States historically have had flexibility in how Medicaid reimburses Medicare cost sharing, but the Balanced Budget Act of 1997 (BBA) clarified that Medicaid programs are not required to pay the full Medicare cost sharing if the total provider payment would exceed the state’s Medicaid payment rate. Thus, if a state’s Medicaid rate is lower than what Medicare has already paid to the doctor, the state does not have to pay any of the Medicare cost sharing. Since passage of the BBA, Medicaid programs have shifted away from paying the full Medicare cost sharing and increasingly limit their payment to the difference between the Medicare reimbursement and Medicaid payment rate (a lesser-of payment policy). For physician services, for example, only 11 states reported paying the full amount of Medicare cost sharing in 2012, down from 31 states in 1997; in contrast, 39 states used a lesser-of policy in 2012, up from 12 states in 1997. Regardless of how much Medicaid pays for the Medicare cost sharing, doctors are not allowed to bill dually eligible beneficiaries for it.
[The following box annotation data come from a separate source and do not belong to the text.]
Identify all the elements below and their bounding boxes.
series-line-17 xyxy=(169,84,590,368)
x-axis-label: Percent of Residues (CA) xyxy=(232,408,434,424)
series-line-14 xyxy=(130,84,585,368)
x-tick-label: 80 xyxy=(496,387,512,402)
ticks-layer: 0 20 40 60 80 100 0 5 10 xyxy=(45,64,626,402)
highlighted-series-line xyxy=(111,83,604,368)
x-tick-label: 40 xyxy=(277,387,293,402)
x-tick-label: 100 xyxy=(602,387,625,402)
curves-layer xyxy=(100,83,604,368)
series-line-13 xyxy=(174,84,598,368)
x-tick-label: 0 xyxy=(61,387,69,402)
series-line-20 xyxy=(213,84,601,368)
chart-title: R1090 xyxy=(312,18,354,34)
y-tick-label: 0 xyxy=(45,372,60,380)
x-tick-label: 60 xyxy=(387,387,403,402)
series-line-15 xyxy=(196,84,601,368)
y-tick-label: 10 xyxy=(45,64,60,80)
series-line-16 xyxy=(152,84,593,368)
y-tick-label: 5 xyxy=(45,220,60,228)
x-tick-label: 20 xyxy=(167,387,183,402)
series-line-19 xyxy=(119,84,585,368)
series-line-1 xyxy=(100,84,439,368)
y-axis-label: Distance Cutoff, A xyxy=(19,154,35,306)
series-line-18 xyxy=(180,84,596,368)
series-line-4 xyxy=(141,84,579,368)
Our study showed substantial variation across states in Medicaid payment for Medicare cost sharing. In 2009, Connecticut paid about 11% (lowest) and Montana paid 93% (highest). Most states with a lesser-of policy reimbursed 50% or less of the Medicare cost-sharing amount. We further found that dually eligible beneficiaries in states with lower Medicaid payment of Medicare cost sharing have poorer access to primary care and are more likely to have to use safety net providers for primary care. RTI’s analyses suggest that Medicaid reimbursing the full Medicare cost-sharing amount, relative to paying 20%, would increase the likelihood of a dually eligible beneficiary having a primary care visit by 6% and decrease the likelihood of using safety net providers for primary care by 20-40%, depending on the type of safety net providers.
The goal of increasing access for dually eligible beneficiaries could be achieved either by requiring states to pay the full Medicare cost sharing or by transferring responsibility for the cost-sharing payments from Medicaid to Medicare. Either approach would also reduce or even eliminate the risk of doctors improperly billing dually eligible beneficiaries.